In March last year, StubHub filed a lawsuit against both Ticketmaster and an NBA basketball team, the Golden State Warriors, in response to what StubHub called “unfair and illegal anti-competitive business practices that prevent fans from deciding how they want to resell their tickets and which artificially drive up ticket prices.”
The crux of StubHub’s issue was that Ticketmaster had been the official primary and secondary ticketing partner of the NBA since 2007. This meant that basketball fans who bought tickets on Ticketmaster, but who subsequently were unable to attend the games, could sell their tickets through the team’s website using Ticketmaster’s TicketExchange service. In effect, StubHub accused Ticketmaster of being monopolistic by forcing fans to use its own secondary ticketing service, rather than giving them the freedom to use third-party platforms — such as StubHub.

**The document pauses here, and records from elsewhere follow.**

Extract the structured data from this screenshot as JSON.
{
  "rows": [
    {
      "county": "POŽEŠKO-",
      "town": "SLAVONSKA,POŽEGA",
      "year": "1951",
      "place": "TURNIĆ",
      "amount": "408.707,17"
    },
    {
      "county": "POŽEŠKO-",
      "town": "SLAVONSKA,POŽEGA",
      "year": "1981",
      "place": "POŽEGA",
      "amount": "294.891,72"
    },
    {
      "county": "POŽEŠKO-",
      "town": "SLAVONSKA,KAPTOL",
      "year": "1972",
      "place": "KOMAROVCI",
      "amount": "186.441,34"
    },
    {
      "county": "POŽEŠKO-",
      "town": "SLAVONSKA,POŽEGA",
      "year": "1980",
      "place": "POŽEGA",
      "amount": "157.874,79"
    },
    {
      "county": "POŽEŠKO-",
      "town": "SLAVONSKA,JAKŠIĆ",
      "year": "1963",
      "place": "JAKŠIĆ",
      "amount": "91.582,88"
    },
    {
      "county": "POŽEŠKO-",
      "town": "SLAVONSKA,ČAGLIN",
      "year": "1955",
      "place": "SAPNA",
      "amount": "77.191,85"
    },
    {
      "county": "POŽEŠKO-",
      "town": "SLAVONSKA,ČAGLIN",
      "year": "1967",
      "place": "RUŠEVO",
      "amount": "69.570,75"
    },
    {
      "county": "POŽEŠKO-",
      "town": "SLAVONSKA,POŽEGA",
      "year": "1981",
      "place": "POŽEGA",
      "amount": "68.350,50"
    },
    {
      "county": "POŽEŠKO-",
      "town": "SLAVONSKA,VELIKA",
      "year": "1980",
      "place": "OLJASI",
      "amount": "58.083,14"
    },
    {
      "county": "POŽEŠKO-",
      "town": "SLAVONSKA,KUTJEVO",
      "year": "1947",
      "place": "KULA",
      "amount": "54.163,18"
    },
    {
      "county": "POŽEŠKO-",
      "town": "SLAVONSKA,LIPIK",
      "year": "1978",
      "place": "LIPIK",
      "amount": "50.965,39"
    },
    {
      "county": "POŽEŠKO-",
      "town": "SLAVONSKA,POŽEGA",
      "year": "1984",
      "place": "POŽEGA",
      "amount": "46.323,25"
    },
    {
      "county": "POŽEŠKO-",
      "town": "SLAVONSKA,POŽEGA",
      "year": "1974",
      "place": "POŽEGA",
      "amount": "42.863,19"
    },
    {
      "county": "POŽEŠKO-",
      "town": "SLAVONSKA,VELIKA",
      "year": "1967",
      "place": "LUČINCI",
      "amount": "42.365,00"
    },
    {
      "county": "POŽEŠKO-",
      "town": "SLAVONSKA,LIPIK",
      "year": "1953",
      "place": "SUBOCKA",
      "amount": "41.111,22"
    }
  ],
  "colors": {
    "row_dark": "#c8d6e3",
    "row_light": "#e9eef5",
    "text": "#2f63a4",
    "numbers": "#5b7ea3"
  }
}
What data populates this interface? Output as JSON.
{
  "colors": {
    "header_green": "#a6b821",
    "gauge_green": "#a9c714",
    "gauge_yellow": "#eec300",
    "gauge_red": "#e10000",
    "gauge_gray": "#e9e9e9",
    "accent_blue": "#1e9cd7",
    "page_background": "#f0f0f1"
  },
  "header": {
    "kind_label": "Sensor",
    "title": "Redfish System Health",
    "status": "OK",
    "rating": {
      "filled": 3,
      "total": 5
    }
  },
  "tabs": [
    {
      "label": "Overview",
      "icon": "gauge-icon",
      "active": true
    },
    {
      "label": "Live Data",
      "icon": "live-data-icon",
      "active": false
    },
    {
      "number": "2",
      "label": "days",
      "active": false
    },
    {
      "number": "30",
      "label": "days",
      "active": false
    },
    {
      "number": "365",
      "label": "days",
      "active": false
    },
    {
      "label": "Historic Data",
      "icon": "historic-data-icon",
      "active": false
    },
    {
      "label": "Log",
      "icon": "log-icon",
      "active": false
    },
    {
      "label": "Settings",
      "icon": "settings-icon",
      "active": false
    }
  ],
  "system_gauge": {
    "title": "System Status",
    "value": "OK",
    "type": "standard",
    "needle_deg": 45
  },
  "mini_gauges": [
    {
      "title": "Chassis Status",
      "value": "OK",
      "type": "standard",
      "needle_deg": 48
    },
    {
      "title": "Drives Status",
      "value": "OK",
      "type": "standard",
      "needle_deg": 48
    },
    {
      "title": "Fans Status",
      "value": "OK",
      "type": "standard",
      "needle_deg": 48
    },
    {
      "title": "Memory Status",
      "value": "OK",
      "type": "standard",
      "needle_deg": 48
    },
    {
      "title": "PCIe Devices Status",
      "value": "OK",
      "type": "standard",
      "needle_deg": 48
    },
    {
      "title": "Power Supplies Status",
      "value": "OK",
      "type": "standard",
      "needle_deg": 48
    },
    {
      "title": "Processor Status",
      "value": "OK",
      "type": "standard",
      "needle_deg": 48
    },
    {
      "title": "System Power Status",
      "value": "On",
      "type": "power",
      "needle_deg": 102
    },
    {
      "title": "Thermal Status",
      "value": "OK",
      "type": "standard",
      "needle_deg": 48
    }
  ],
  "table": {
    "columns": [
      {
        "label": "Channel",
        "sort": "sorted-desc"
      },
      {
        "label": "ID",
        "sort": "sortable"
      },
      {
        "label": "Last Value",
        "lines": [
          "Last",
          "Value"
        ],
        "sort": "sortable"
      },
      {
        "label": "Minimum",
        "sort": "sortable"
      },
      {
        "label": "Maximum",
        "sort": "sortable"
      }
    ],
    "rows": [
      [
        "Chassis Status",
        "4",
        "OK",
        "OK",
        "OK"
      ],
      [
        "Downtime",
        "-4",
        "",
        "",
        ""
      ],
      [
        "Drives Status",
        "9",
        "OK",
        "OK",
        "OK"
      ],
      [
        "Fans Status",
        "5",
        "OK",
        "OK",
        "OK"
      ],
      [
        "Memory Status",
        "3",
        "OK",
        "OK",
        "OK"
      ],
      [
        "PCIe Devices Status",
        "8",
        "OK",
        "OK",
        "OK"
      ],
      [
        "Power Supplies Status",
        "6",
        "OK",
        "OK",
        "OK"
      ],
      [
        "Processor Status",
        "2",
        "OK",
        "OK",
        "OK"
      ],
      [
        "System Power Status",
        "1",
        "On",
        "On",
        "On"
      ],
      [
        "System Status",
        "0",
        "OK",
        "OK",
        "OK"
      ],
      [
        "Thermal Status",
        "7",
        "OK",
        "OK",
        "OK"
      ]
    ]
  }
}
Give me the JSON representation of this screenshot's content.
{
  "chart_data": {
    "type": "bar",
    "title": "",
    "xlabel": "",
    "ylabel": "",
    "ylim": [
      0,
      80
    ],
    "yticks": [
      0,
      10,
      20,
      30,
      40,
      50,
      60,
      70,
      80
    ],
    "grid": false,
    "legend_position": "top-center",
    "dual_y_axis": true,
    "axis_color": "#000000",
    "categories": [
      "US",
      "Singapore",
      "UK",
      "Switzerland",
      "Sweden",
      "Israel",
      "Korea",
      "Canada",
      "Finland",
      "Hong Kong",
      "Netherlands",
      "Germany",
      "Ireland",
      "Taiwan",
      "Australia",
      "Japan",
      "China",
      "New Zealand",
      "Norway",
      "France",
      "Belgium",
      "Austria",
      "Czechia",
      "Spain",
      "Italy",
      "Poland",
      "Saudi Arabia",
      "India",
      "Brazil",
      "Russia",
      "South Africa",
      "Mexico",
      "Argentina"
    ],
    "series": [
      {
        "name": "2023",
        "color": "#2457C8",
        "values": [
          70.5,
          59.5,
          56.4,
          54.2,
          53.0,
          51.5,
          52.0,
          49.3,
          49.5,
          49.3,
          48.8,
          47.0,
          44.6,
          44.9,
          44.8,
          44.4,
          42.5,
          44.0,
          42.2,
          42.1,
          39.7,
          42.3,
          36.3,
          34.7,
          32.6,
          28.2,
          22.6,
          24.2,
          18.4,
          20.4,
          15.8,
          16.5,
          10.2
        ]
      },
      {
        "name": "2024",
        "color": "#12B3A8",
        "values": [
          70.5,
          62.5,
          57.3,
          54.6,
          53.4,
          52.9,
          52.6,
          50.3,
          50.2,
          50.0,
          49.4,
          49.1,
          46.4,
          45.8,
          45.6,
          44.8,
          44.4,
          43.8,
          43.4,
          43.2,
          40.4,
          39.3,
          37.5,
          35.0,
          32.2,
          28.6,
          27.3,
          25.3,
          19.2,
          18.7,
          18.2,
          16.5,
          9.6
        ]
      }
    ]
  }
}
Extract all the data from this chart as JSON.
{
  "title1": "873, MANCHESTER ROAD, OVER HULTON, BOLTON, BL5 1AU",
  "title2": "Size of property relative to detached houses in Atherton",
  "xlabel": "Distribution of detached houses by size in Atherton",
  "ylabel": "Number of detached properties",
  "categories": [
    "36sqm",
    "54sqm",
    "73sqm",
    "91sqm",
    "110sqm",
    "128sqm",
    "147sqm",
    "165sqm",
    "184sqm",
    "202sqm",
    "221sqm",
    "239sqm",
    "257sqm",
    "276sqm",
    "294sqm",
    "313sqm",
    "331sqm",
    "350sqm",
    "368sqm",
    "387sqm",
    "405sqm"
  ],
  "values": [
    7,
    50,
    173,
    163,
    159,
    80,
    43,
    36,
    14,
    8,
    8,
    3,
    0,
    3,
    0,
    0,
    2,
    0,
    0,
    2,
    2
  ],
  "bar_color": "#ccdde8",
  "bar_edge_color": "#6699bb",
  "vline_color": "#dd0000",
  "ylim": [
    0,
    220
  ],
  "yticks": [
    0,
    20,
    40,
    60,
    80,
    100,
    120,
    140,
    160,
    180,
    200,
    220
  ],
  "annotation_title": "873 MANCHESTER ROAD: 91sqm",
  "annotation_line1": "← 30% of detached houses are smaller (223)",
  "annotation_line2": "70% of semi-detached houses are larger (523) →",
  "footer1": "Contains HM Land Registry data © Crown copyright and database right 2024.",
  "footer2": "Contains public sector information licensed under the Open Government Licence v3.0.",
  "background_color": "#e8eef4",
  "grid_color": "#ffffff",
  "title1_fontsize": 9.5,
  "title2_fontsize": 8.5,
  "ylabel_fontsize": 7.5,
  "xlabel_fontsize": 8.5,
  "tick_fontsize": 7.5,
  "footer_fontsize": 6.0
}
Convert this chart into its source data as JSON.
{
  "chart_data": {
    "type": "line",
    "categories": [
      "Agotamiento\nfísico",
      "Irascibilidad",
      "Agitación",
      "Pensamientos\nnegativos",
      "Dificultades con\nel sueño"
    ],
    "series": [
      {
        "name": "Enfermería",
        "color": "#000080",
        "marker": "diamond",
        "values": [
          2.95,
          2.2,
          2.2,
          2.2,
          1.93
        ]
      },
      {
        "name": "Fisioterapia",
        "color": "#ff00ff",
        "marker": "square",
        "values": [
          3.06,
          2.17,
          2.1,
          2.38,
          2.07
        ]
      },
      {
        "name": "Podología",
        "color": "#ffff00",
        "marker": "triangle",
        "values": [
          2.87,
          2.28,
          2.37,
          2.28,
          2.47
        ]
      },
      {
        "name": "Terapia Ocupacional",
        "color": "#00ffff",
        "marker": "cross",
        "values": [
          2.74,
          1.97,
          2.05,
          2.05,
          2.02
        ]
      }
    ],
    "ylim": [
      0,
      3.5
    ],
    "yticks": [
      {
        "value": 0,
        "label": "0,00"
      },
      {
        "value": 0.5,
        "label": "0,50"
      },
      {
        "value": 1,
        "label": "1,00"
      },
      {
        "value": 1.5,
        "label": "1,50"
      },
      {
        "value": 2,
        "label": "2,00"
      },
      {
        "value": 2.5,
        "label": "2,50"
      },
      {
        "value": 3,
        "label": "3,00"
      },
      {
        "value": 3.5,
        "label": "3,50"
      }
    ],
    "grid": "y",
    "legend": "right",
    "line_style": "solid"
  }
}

Though a court ultimately ruled against StubHub, the case helps highlight the history between these two companies and how Ticketmaster — though largely a primary ticketing vendor — has also made inroads into servicing the secondary market.
Now, StubHub is looking to get a bigger share of the proverbial ticketing pie by targeting the rightsholders directly, be those venues or, as in this case, sports teams. Securing the Philadelphia 76ers as a launch partner may be a coincidence, but it’s certainly symbolic so soon after StubHub’s showdown with Ticketmaster and the Golden State Warriors.
It’s also interesting to see that while Ticketmaster and StubHub started from different positions, they ended up in the same place — both selling tickets on the primary and secondary markets. While my initial suspiction was that StubHub would require fans to resell tickets on its own site if they can no longer make an event, it transpires that this is not the case — fans will have the freedom to resell tickets on any third-party platform.
“For over 15 years, StubHub has been a marketplace that connected buyers and sellers of tickets to live events on the secondary market, but now we are in a position to provide the industry a true end-to-end ticketing solution that combines our experience in e-commerce and secondary ticketing with a set of features that will help our partners sell more tickets,” explained Scott Cutler, president of StubHub. “This new platform signifies the evolution of our company and a revolution in the industry.”